Mark Moran, director of technology and information center at John Deere, framed the 182-year-old agricultural, construction, and forestry machinery company’s mission as a simple one: Feed more people with better food. Two-thirds of its business comes from the agricultural sector, and it’s been able to innovate through a fervent embrace of technological breakthroughs. For instance, its most advanced tractors are capable of using GPS to determine where they are, down to the inch, even though GPS was not originally designed to be that precise.
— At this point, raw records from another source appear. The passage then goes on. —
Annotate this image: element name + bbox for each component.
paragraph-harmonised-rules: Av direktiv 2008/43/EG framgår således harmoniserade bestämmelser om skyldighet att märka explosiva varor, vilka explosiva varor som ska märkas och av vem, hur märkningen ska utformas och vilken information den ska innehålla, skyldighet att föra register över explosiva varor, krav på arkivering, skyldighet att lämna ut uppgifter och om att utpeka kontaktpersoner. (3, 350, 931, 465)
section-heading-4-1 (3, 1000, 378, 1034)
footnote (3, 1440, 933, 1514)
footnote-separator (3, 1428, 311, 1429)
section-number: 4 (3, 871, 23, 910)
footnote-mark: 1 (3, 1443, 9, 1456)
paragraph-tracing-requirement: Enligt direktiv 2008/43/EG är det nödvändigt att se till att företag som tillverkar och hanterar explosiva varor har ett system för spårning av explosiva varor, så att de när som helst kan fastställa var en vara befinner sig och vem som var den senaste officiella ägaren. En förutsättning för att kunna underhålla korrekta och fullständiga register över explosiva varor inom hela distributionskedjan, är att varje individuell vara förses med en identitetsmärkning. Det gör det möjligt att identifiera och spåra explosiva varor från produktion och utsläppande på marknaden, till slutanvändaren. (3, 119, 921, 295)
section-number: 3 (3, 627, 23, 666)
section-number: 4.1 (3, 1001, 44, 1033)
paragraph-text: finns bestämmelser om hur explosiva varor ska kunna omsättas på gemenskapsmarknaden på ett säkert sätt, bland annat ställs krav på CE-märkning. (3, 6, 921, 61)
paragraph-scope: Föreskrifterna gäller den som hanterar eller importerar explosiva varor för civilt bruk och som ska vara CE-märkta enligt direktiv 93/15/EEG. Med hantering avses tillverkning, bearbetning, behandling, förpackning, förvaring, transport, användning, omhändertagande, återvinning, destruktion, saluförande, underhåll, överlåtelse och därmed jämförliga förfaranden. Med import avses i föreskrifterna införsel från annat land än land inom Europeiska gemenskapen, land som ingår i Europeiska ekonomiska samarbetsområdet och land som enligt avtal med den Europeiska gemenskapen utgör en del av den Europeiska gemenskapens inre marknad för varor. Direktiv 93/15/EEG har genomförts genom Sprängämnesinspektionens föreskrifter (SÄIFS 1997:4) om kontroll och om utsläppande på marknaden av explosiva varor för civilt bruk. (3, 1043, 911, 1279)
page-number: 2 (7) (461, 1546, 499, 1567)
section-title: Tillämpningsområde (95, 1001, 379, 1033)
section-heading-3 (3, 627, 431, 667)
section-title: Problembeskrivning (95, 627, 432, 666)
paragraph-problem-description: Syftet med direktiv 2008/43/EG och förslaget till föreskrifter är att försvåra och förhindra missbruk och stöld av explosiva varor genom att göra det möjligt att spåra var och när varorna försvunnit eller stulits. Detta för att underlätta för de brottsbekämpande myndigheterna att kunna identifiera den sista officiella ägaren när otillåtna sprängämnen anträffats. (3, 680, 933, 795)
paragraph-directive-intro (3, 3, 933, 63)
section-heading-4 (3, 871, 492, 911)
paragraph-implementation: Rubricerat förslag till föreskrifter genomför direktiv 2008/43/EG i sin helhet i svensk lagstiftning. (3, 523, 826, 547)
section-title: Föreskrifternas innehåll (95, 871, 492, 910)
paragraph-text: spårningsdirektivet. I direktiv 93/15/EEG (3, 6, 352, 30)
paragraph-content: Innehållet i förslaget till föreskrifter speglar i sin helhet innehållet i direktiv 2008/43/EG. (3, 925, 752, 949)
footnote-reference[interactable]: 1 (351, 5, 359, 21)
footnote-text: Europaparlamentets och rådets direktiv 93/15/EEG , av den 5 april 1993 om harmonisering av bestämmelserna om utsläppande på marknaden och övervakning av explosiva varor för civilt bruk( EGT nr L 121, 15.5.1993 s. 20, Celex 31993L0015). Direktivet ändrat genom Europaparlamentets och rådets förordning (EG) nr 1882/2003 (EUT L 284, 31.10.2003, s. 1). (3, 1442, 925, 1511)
That enables the company to do things like deploy artificial intelligence to differentiate individual weeds from plants, and then spray only the former.

The company has also spent $1.8 million on its “Dollar for Doers” program, which provides funds to charitable groups that employees choose to volunteer for, he said. It all ties into the company’s ethos of “doing things right, and doing right for all of our constituents,” said Moran.

Helping Children with Cancer

Buffy Swinehart, senior manager of social purpose at Aflac, drew oohs and awws forth from the crowd when she showed off the insurance company’s therapeutic robot ducks, 5,700 of which it has sent to hospitals around the country. The ducks are designed to provide comfort and entertainment to children who are undergoing treatment for cancer. Cancer insurance was the first product the company offered, she said, and in the last 24 years, it has committed $136 million to research on pediatric cancer. Aflac and the firm it partnered with spent 18 months interviewing 82 patients about what needs a duck could meet; its unveiling represents a new way of helping a vulnerable population.

Experiment with Purpose

Mark Maybury, chief technology officer at Stanley Black & Decker, offered a personal note of thanks for his company’s award, noting that former Fordham professor Raymond Schroth, S.J., FCRH ’55, married him and his wife 34 years ago. Like John Deere, he noted that his firm has a long history of evolution, and although it still makes iconic brands like Craftsman tools, it has also branched out into areas such as electronic tags that identify newborns and their mothers to ensure they don’t get separated. The secret to innovation, he said, is to observe carefully, listen deeply, think outside the box, and experiment with purpose.

“I think it’s critical to recognize that the Ignatian philosophy of being men and women for others is embedded in the social good that’s a focus of these awards, and it’s particularly humbling to be recognized not only as an innovative company, but also one that’s dedicated to the social good,” he said.

Buffy Swinehart standing on stage while holding a robotoci theray duck
Buffy Swinehart, senior manager of social purpose at Aflac, shows off the company’s therapeutic robot duck.